Pollice e penna
A dire il vero ci penso ogni volta che scrivo, costretto a impugnare la penna in modo insolito. Con tanto esercizio la mia grafia ora è perfettamente leggibile. Chissà, forse è giunto il momento di comprare una moderna macchina per scrivere e mettere da parte la Parker in ebanite da trentacinque lire, ma troppi ricordi mi legano a lei. Sembra che siano rimasti incapsulati nel serbatoio dell’inchiostro, che non aspettino altra occasione per uscire dal pennino e trasformarsi in parole, lucide e ordinate, in voci e sorrisi, sguardi, sogni e delusioni.
Pensando a mente fredda a quegli eventi, direi che siano stati attraversati per intero da una netta sensazione di ineluttabilità: vedo una mano invisibile, forte e decisa che tira i fili del destino. Ogni personaggio della vicenda, me compreso, ha recitato la parte che gli è stata attribuita da un copione scritto da altri; ognuno immerso nel proprio ruolo, senza alcuna deviazione.
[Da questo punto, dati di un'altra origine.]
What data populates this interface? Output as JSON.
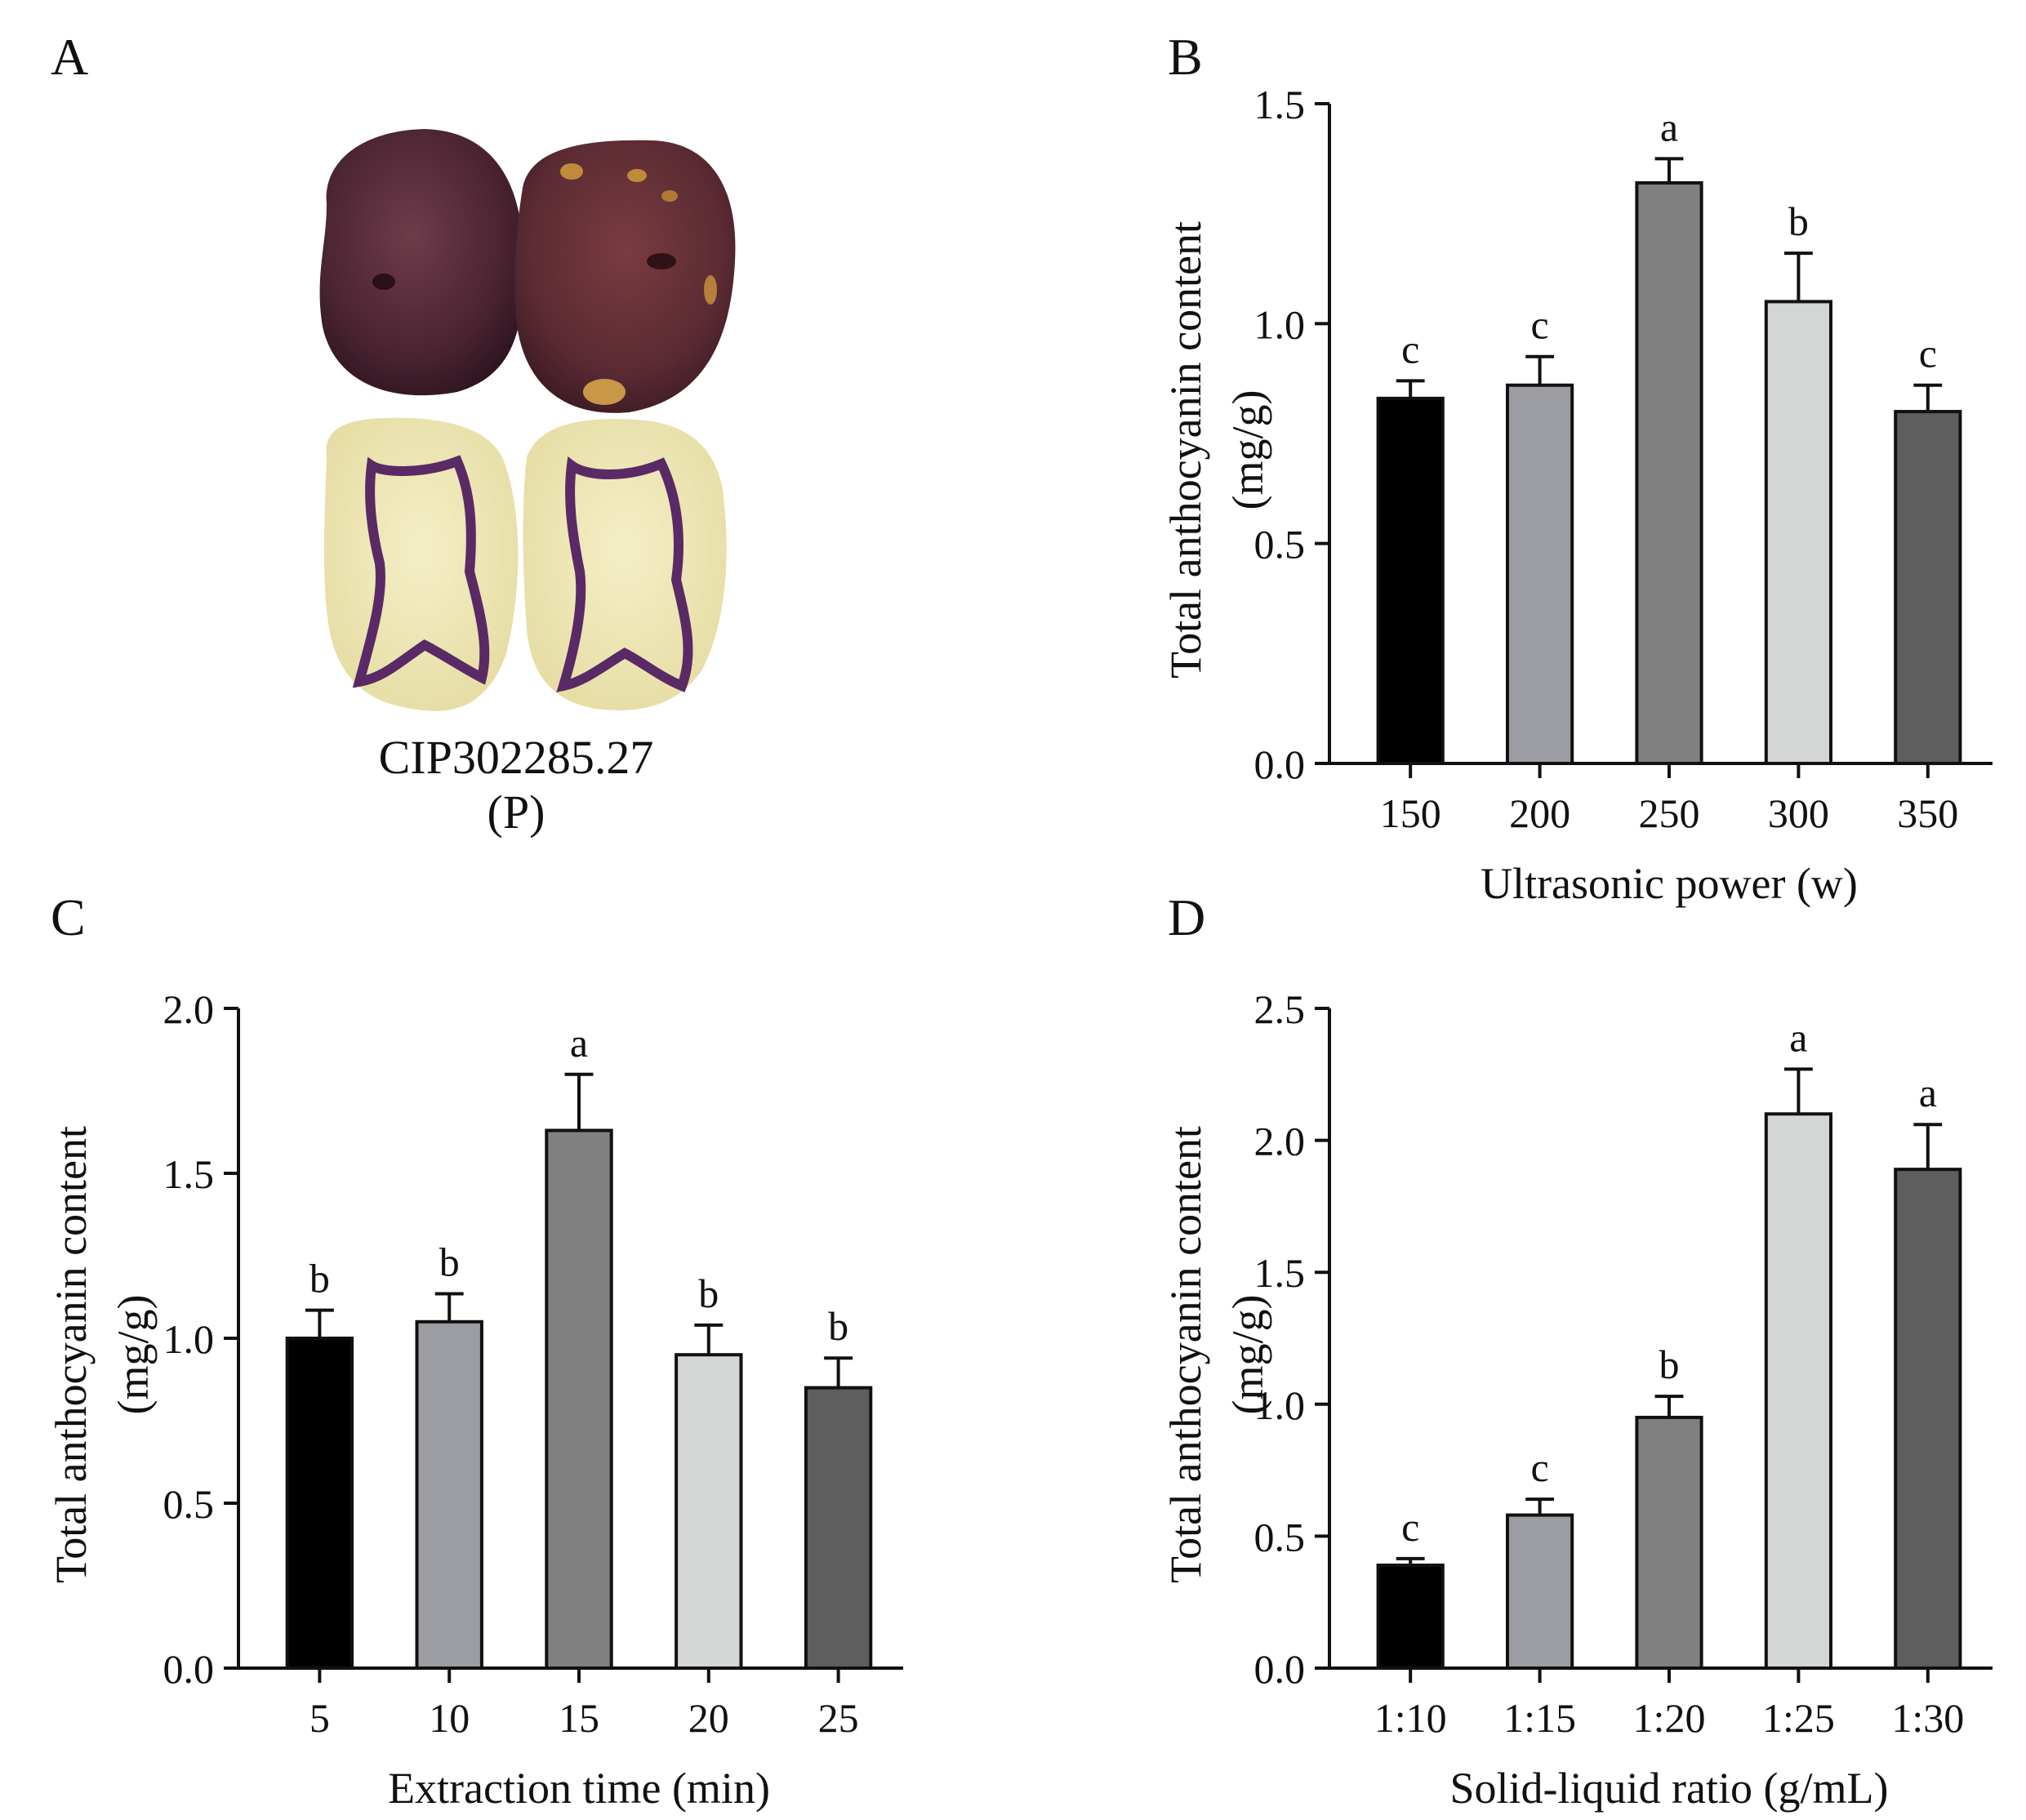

Sarebbe bastato un piccolo fattore di disturbo, un battito di ciglia fuori posto e la vicenda avrebbe preso pieghe imponderabili. Bastava dire no a zia Tina, tanto per cominciare. Potevo prendere a cazzotti Scorza per quella sua dannata busta; se l'avessi fatto, il titolare dell’Angleterre mi avrebbe licenziato, ed ecco che sarei uscito di scena. Sono pentito per non avergli rotto il grugno; quel fesso di romano ora mi sarebbe stato grato per l’eternità.